No Brasil e no mundo, a agenda ESG (Environmental, Social and Governance) vem influenciando diversos ambientes regulatórios e setores econômicos. Entre os principais efeitos constatados, ganha destaque a publicação de novos padrões e regulamentos que tratam sobre requisitos e diretrizes de governança, gestão de riscos e divulgação corporativa ligados aos temas ambientais, climáticos, sociais e de governança.
Um dos setores impactados por esta agenda é o mercado de seguros. Diretamente vinculadas ao gerenciamento e tratamento de variados riscos, as seguradoras e demais entidades do setor passaram a estar sujeitas às obrigações da recente Circular 666, de junho de 2022, editada pela Susep (Superintendência de Seguros Privados).

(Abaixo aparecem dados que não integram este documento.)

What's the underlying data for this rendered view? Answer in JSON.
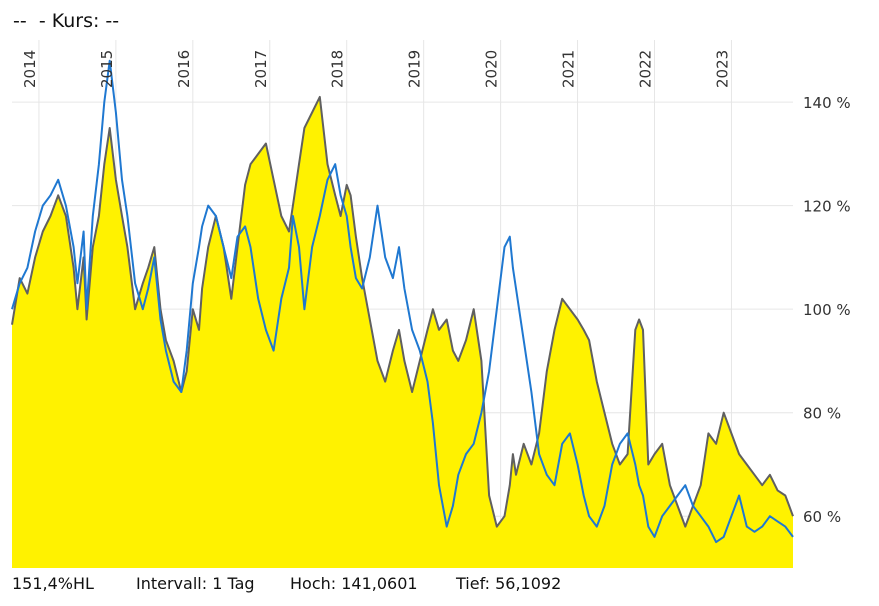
{
  "header": {
    "name": "--",
    "kurs_label": "- Kurs: --"
  },
  "footer": {
    "range_label": "151,4%HL",
    "interval": "Intervall: 1 Tag",
    "high": "Hoch: 141,0601",
    "low": "Tief: 56,1092"
  },
  "chart_data": {
    "type": "area",
    "title": "",
    "xlabel": "",
    "ylabel": "",
    "x_tick_labels": [
      "2014",
      "2015",
      "2016",
      "2017",
      "2018",
      "2019",
      "2020",
      "2021",
      "2022",
      "2023"
    ],
    "y_tick_labels": [
      "140 %",
      "120 %",
      "100 %",
      "80 %",
      "60 %"
    ],
    "y_ticks": [
      140,
      120,
      100,
      80,
      60
    ],
    "xlim": [
      2013.65,
      2023.8
    ],
    "ylim": [
      50,
      152
    ],
    "grid": true,
    "colors": {
      "area_fill": "#fff200",
      "area_line": "#606060",
      "compare_line": "#1f78d1",
      "grid": "#e6e6e6"
    },
    "series": [
      {
        "style": "area",
        "x": [
          2013.65,
          2013.75,
          2013.85,
          2013.95,
          2014.05,
          2014.15,
          2014.25,
          2014.35,
          2014.45,
          2014.5,
          2014.58,
          2014.62,
          2014.7,
          2014.78,
          2014.85,
          2014.92,
          2015.0,
          2015.08,
          2015.15,
          2015.25,
          2015.35,
          2015.42,
          2015.5,
          2015.58,
          2015.65,
          2015.75,
          2015.85,
          2015.92,
          2016.0,
          2016.08,
          2016.12,
          2016.2,
          2016.3,
          2016.4,
          2016.5,
          2016.58,
          2016.68,
          2016.75,
          2016.85,
          2016.95,
          2017.05,
          2017.15,
          2017.25,
          2017.3,
          2017.38,
          2017.45,
          2017.55,
          2017.65,
          2017.75,
          2017.85,
          2017.92,
          2018.0,
          2018.05,
          2018.12,
          2018.2,
          2018.3,
          2018.4,
          2018.5,
          2018.6,
          2018.68,
          2018.75,
          2018.85,
          2018.95,
          2019.05,
          2019.12,
          2019.2,
          2019.3,
          2019.38,
          2019.45,
          2019.55,
          2019.65,
          2019.75,
          2019.85,
          2019.95,
          2020.05,
          2020.12,
          2020.16,
          2020.2,
          2020.3,
          2020.4,
          2020.5,
          2020.6,
          2020.7,
          2020.8,
          2020.9,
          2021.0,
          2021.08,
          2021.15,
          2021.25,
          2021.35,
          2021.45,
          2021.55,
          2021.65,
          2021.75,
          2021.8,
          2021.85,
          2021.92,
          2022.0,
          2022.1,
          2022.2,
          2022.3,
          2022.4,
          2022.5,
          2022.6,
          2022.7,
          2022.8,
          2022.9,
          2023.0,
          2023.1,
          2023.2,
          2023.3,
          2023.4,
          2023.5,
          2023.6,
          2023.7,
          2023.75,
          2023.8
        ],
        "y": [
          97,
          106,
          103,
          110,
          115,
          118,
          122,
          118,
          108,
          100,
          110,
          98,
          112,
          118,
          128,
          135,
          125,
          118,
          112,
          100,
          105,
          108,
          112,
          100,
          94,
          90,
          84,
          88,
          100,
          96,
          104,
          112,
          118,
          112,
          102,
          112,
          124,
          128,
          130,
          132,
          125,
          118,
          115,
          120,
          128,
          135,
          138,
          141,
          128,
          122,
          118,
          124,
          122,
          114,
          106,
          98,
          90,
          86,
          92,
          96,
          90,
          84,
          90,
          96,
          100,
          96,
          98,
          92,
          90,
          94,
          100,
          90,
          64,
          58,
          60,
          66,
          72,
          68,
          74,
          70,
          76,
          88,
          96,
          102,
          100,
          98,
          96,
          94,
          86,
          80,
          74,
          70,
          72,
          96,
          98,
          96,
          70,
          72,
          74,
          66,
          62,
          58,
          62,
          66,
          76,
          74,
          80,
          76,
          72,
          70,
          68,
          66,
          68,
          65,
          64,
          62,
          60
        ]
      },
      {
        "style": "line",
        "x": [
          2013.65,
          2013.75,
          2013.85,
          2013.95,
          2014.05,
          2014.15,
          2014.25,
          2014.35,
          2014.45,
          2014.5,
          2014.58,
          2014.62,
          2014.7,
          2014.78,
          2014.85,
          2014.92,
          2015.0,
          2015.08,
          2015.15,
          2015.25,
          2015.35,
          2015.42,
          2015.5,
          2015.58,
          2015.65,
          2015.75,
          2015.85,
          2015.92,
          2016.0,
          2016.08,
          2016.12,
          2016.2,
          2016.3,
          2016.4,
          2016.5,
          2016.58,
          2016.68,
          2016.75,
          2016.85,
          2016.95,
          2017.05,
          2017.15,
          2017.25,
          2017.3,
          2017.38,
          2017.45,
          2017.55,
          2017.65,
          2017.75,
          2017.85,
          2017.92,
          2018.0,
          2018.05,
          2018.12,
          2018.2,
          2018.3,
          2018.4,
          2018.5,
          2018.6,
          2018.68,
          2018.75,
          2018.85,
          2018.95,
          2019.05,
          2019.12,
          2019.2,
          2019.3,
          2019.38,
          2019.45,
          2019.55,
          2019.65,
          2019.75,
          2019.85,
          2019.95,
          2020.05,
          2020.12,
          2020.16,
          2020.2,
          2020.3,
          2020.4,
          2020.5,
          2020.6,
          2020.7,
          2020.8,
          2020.9,
          2021.0,
          2021.08,
          2021.15,
          2021.25,
          2021.35,
          2021.45,
          2021.55,
          2021.65,
          2021.75,
          2021.8,
          2021.85,
          2021.92,
          2022.0,
          2022.1,
          2022.2,
          2022.3,
          2022.4,
          2022.5,
          2022.6,
          2022.7,
          2022.8,
          2022.9,
          2023.0,
          2023.1,
          2023.2,
          2023.3,
          2023.4,
          2023.5,
          2023.6,
          2023.7,
          2023.75,
          2023.8
        ],
        "y": [
          100,
          105,
          108,
          115,
          120,
          122,
          125,
          120,
          112,
          105,
          115,
          100,
          118,
          128,
          140,
          148,
          138,
          125,
          118,
          105,
          100,
          104,
          110,
          98,
          92,
          86,
          84,
          92,
          105,
          112,
          116,
          120,
          118,
          112,
          106,
          114,
          116,
          112,
          102,
          96,
          92,
          102,
          108,
          118,
          112,
          100,
          112,
          118,
          125,
          128,
          122,
          118,
          112,
          106,
          104,
          110,
          120,
          110,
          106,
          112,
          104,
          96,
          92,
          86,
          78,
          66,
          58,
          62,
          68,
          72,
          74,
          80,
          88,
          100,
          112,
          114,
          108,
          104,
          94,
          84,
          72,
          68,
          66,
          74,
          76,
          70,
          64,
          60,
          58,
          62,
          70,
          74,
          76,
          70,
          66,
          64,
          58,
          56,
          60,
          62,
          64,
          66,
          62,
          60,
          58,
          55,
          56,
          60,
          64,
          58,
          57,
          58,
          60,
          59,
          58,
          57,
          56
        ]
      }
    ]
  }
}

Por meio da Circular, a entidade reguladora instituiu requisitos de sustentabilidade a serem observados pelas sociedades seguradoras, entidades abertas de previdência complementar (EAPCs), sociedades de capitalização e resseguradores locais. Pelo regulamento, as seguradoras deverão desenvolver e implementar formalmente políticas de sustentabilidade, estrutura de gestão de riscos de sustentabilidade (riscos climáticos, ambientais, sociais e de interesse comum), devendo ser desenvolvido, inclusive, um estudo de apuração da materialidade de riscos, além da articulação de controles sobre fornecedores e investimentos e de relatório e reporte de sustentabilidade anual.
No que se refere à gestão de riscos, a temática já representa uma política sem a qual as seguradoras e entidades similares não operam efetivamente neste setor. Ocorre que, a partir da nova Circular ESG da Susep, as entidades do mercado segurador brasileiro deverão também gerenciar e controlar, tanto em suas operações e estruturas, como na concessão de contratos, apólices, franquias e demais produtos, os riscos climáticos – físicos, de transição e de litígio –, ambientais, sociais e de interesse comum, para além dos tradicionais riscos operacionais, de liquidez ou de crédito.

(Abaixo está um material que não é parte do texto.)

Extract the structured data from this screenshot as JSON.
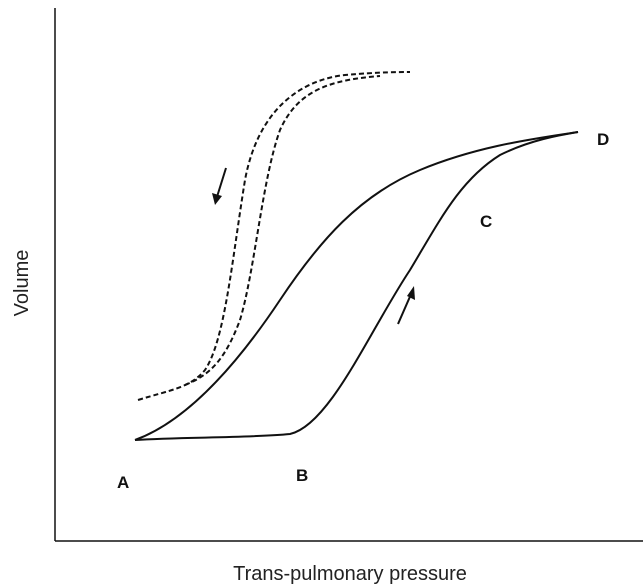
{
  "axes": {
    "y_label": "Volume",
    "x_label": "Trans-pulmonary pressure"
  },
  "points": [
    {
      "label": "A"
    },
    {
      "label": "B"
    },
    {
      "label": "C"
    },
    {
      "label": "D"
    }
  ]
}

Trata-se de uma tendência mundial que reorienta e ressignifica o papel dos seguros e das entidades seguradoras, voltada à concretização de seu dever fiduciário e de agente estratégico para o fomento efetivo dos propósitos ambientais, climáticos, sociais e de governança da agenda ESG nacional e internacional.
Com efeito, ao se pensar no complexo desafio de mitigar e controlar os riscos e as concretas violações em matéria ambiental, climática, de direitos humanos e sociais, bem como de governança e compliance, reafirma-se a função relevante que o setor de seguros desempenha para o atingimento exitoso das finalidades constitucionais endereçadas a ele, incluindo a de promoção da sustentabilidade para a economia, os negócios e a sociedade.

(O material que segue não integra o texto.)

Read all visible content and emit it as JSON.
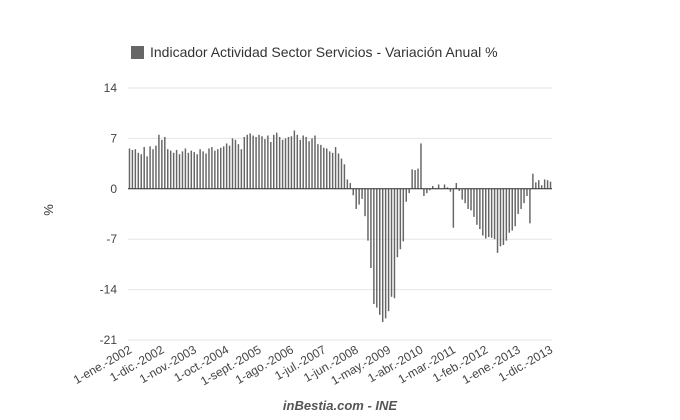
{
  "chart_data": {
    "type": "bar",
    "legend": {
      "label": "Indicador Actividad Sector Servicios - Variación Anual %",
      "color": "#666666",
      "placement": "top-left"
    },
    "ylabel": "%",
    "ylim": [
      -21,
      14
    ],
    "yticks": [
      14,
      7,
      0,
      -7,
      -14,
      -21
    ],
    "grid": true,
    "bar_color": "#666666",
    "x_start": "2002-01",
    "x_end": "2013-12",
    "x_frequency": "monthly",
    "xtick_labels": [
      "1-ene.-2002",
      "1-dic.-2002",
      "1-nov.-2003",
      "1-oct.-2004",
      "1-sept.-2005",
      "1-ago.-2006",
      "1-jul.-2007",
      "1-jun.-2008",
      "1-may.-2009",
      "1-abr.-2010",
      "1-mar.-2011",
      "1-feb.-2012",
      "1-ene.-2013",
      "1-dic.-2013"
    ],
    "values": [
      5.6,
      5.4,
      5.5,
      5.0,
      4.8,
      5.8,
      4.5,
      5.9,
      5.5,
      6.0,
      7.5,
      6.8,
      7.2,
      5.5,
      5.3,
      5.0,
      5.4,
      4.8,
      5.2,
      5.6,
      5.0,
      5.3,
      5.1,
      4.8,
      5.5,
      5.2,
      4.9,
      5.6,
      5.8,
      5.3,
      5.5,
      5.7,
      5.9,
      6.3,
      6.0,
      7.0,
      6.8,
      6.2,
      5.5,
      7.2,
      7.5,
      7.7,
      7.4,
      7.2,
      7.5,
      7.3,
      6.9,
      7.4,
      6.5,
      7.5,
      7.8,
      7.2,
      6.8,
      7.0,
      7.2,
      7.3,
      8.1,
      7.5,
      6.8,
      7.4,
      7.2,
      6.6,
      7.0,
      7.4,
      6.2,
      6.1,
      5.7,
      5.6,
      5.2,
      5.0,
      5.8,
      4.9,
      4.2,
      3.4,
      1.3,
      0.8,
      -0.9,
      -2.8,
      -2.2,
      -1.4,
      -3.8,
      -7.2,
      -11.0,
      -16.0,
      -16.5,
      -17.5,
      -18.5,
      -18.0,
      -17.0,
      -15.0,
      -15.2,
      -9.5,
      -8.4,
      -7.3,
      -1.8,
      -0.6,
      2.7,
      2.6,
      2.8,
      6.3,
      -1.0,
      -0.6,
      -0.2,
      0.4,
      0.1,
      0.6,
      0.0,
      0.6,
      0.2,
      -0.4,
      -5.4,
      0.8,
      -0.3,
      -1.5,
      -2.0,
      -2.8,
      -3.0,
      -3.9,
      -5.0,
      -5.6,
      -6.5,
      -6.9,
      -6.7,
      -6.8,
      -7.0,
      -8.9,
      -8.0,
      -7.8,
      -7.2,
      -6.1,
      -5.8,
      -5.2,
      -3.5,
      -2.8,
      -2.0,
      -1.0,
      -4.8,
      2.1,
      0.9,
      1.2,
      0.5,
      1.3,
      1.2,
      1.0
    ]
  },
  "source": "inBestia.com - INE"
}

Os fundamentos do ESG na regulação do setor de seguros
A regulação do mercado de seguros justifica-se em razão da importância que esta atividade econômica tem para o desenvolvimento nacional. A formação e a manutenção do mercado em questão exige a atuação direta do Estado para garantir o interesse dos segurados e beneficiários dos contratos de seguro, bem como para fortalecer as relações econômicas existentes neste ambiente, integrando-o ao processo econômico e social do país (artigos 2º, 4º e 5º, do Decreto-Lei 73, de 21 de novembro de 1966).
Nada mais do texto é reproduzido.